In the summer of 2007, palaeontologists unearthed a second group of dinosaur bones within a 10-metre stretch not far from Tumbler Ridge. Over 100 kilograms of bones were collected and scientists estimated the bones to be about 75 million years old. The excavation continued and in 2009, palaeontologists estimated they were dealing with one partially articulated dinosaur, known as a hadrosaur. The dinosaur was lying on its side, and a high number of juvenile tyrannosaur teeth were found with the hadrosaur’s remains.
BC’s most complete dinosaur remains found
In 2013, after five long years of excavation on a remote hillside in B.C., near the Alberta border, palaeontologist Richard McCrea and his team had finally removed the most complete dinosaur skeleton ever found in the province.
The hadrosaur was estimated to be about 73 million years old and, once unearthed, was airlifted to the Tumbler Ridge Museum.
In an interview with The Globe and Mail, McCrea explained there are at least two other dinosaurs in that area, based on the remains they found. His team is also still searching for the hadrosaur’s head.

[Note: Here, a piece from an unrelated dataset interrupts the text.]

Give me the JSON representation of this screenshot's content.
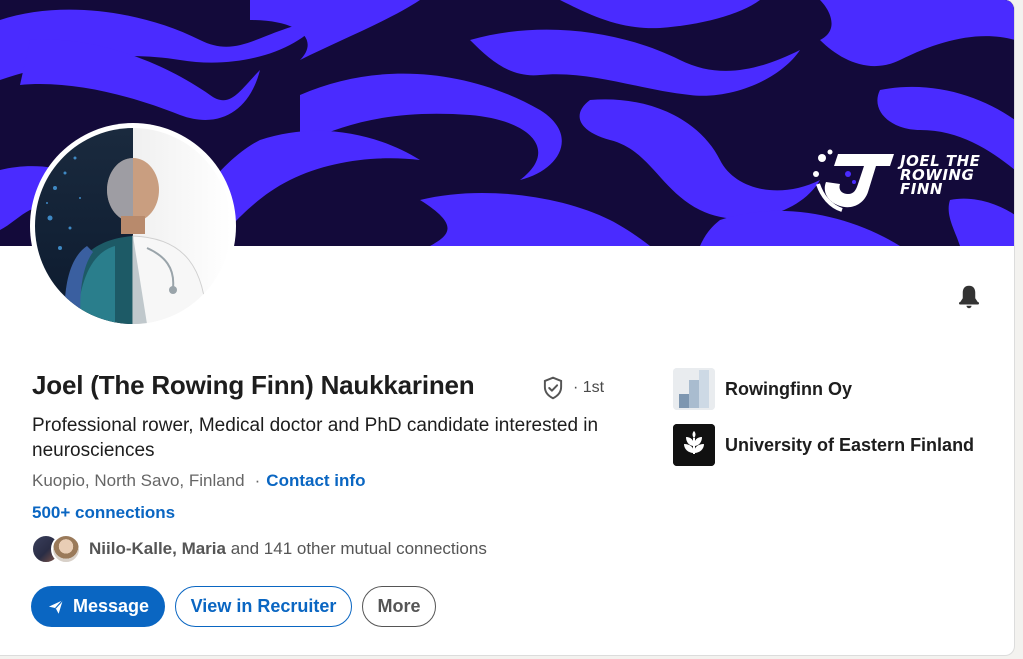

McCrea said it’s likely that the hadrosaur’s head was taken by a tyrannosaurus, based on the number of tyrannosaurus teeth found with the remains.
A dinosaur highway
The most recent dinosaur discovery in B.C. took place earlier this year, in 2015, when hundreds of dinosaur footprints were found in the northeastern part of the province, near Williston Lake. The footprints are estimated to be more than 100 million years old, and they belong to different species of carnivores and herbivores. This “dinosaur highway” stretches the length of three football fields.
Palaeontologist Richard McCrea believes more digging could reveal thousands of dinosaur footprints.
Dinosaur museums in British Columbia
Within B.C., there are a couple museums you can visit to get your dinosaur fix. These include the Courtenay Museum and Palaeontology Centre, and the Dinosaur Discovery Gallery in Tumbler Ridge. Four species of dinosaurs have been discovered in the province: amblydactylus, columbosauripus, elasmosaurus and tetrapodite.